Croteam is an independent game developer founded in 1993 and is known for the Serious Sam game franchise. Their 1st puzzle game, The Talos Principle, is the 1st game that supported Vulkan, the next generation API based on AMD’s Mantle. Croteam is one of the many game developers that support cross-platform PC gaming and we decided to interview them so our fans and followers can know them and their awesome games better.
Back2Gaming: Can you share us a brief background about Croteam and its Linux team? Does any of you use Linux for their gaming PC’s at home? If yes, what distro?
Croteam: We’ll be straight forward here – not many of us game on Linux. Some do, however, and it’s usually on the good ol’ Ubuntu that gets the job done.
Back2Gaming: What is the history on the company name and the company logo?
Croteam: There’s not much to say about that. We’re a Croatian team, so Croteam made sense. The logo is our twisted take on the Croatian checkerboard.
Back2Gaming: Aside from Valve’s push for Linux, what other reasons made Croteam decide to start porting games to Linux?
Croteam: The same thing that pushes us to work on any platform, really. We love seeing gamers on all platforms enjoy our games and that’s why we try our best to make an effort, no matter the size of the player base. Also, we love a challenge and developing games that work equally well on multiple platforms definitely can be challenging.
Back2Gaming: Do you find porting games to Linux easier now compared to 5 years ago? If yes, what factors made it so?
Croteam: Vulkan makes it easier. Also, we’ve upgraded our engine and made it so that it’s easy to make ports to all platforms of our interest. That allows us to achieve a lot without having to twist and bend our development process.
Back2Gaming: What are your criteria when deciding to bring a game on Linux? What is the hardest part in getting a game ported to Linux?
Croteam: If it makes sense, we’ll do it. Our engine already supports Linux, so why wouldn’t we. Hardest part? No such thing in our case.
Back2Gaming: What do you think is the biggest barrier to adoption of Linux for gaming? What can be done about it?
Croteam: The general lack of interest in playing video games on Linux would be the first barrier, and that is caused by the low number of regular users and the huge amount of fragmentation in the Linux community. Hopefully, that will change at some point, but that’s the case as of now.
Back2Gaming: According to the Steam Survey for July 2017, Linux only has 0.74% Steam market share. Do your sales figures agree with the Steam Survey result?
Croteam: We can’t really comment on sales at this point, sorry.
Back2Gaming: Even though in experimental stage, Vulkan showed big performance increase in The Talos Principle and in Serious Sam 3: BFE. Do you plan to use Vulkan in all of your upcoming Linux games? Why?
Croteam: We do. All our future releases will support Vulkan. We’re actually ditching OpenGL support and focusing completely on Vulkan for the very reason you mentioned in your question. Also, we believe Vulkan is the best low-level API out there, so it’s a no-brainer.

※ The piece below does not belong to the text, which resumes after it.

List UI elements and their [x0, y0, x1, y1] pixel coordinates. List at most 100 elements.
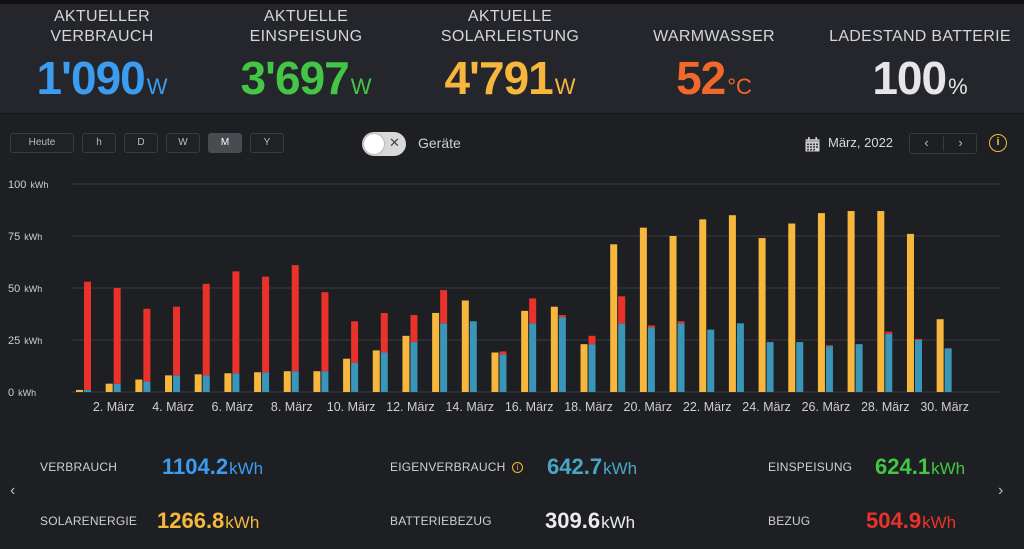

Back2Gaming: In February 14, 2013, Alen Ladavac was quoted by Valve “We’re huge fans of Linux. It’s like the indie OS – a perfect home for our indie game”. Will Croteam still consider a Linux port for Serious Sam 4 and other upcoming games? Why or why not?
Croteam: Of course. We’ll keep supporting Linux as well as any other platform we can. Sam 4 will be available on Linux, for the very reason we mentioned earlier – we believe everyone should be able to enjoy our games.
Back2Gaming: What is your stance on fighting piracy? Has Croteam ever considered releasing their games DRM-free?
Croteam: DRM’s are a necessity for us, but let’s not go any deeper with that talk. We’ve actually enjoyed making our iconic solutions. Not only were they fun to develop, it’s really fun watching people to react to them. Every now and then we get an inquiry about the “extremely fast unkillable red scorpion” in Serious Sam 3 and it always brings smiles to our faces.
Back2Gaming: AMD recently released AMDVLK, their open source Radeon Vulkan driver. Has Croteam done an internal testing comparing Vulkan performance of AMDVLK, RADV, and AMDGPU-PRO? What Vulkan driver will your upcoming games officially support?
Croteam: We haven’t really done much comparing of different drivers since that would require time and resources that we’d rather spend working the core stuff. That being said, we’ll support any driver that works, obviously.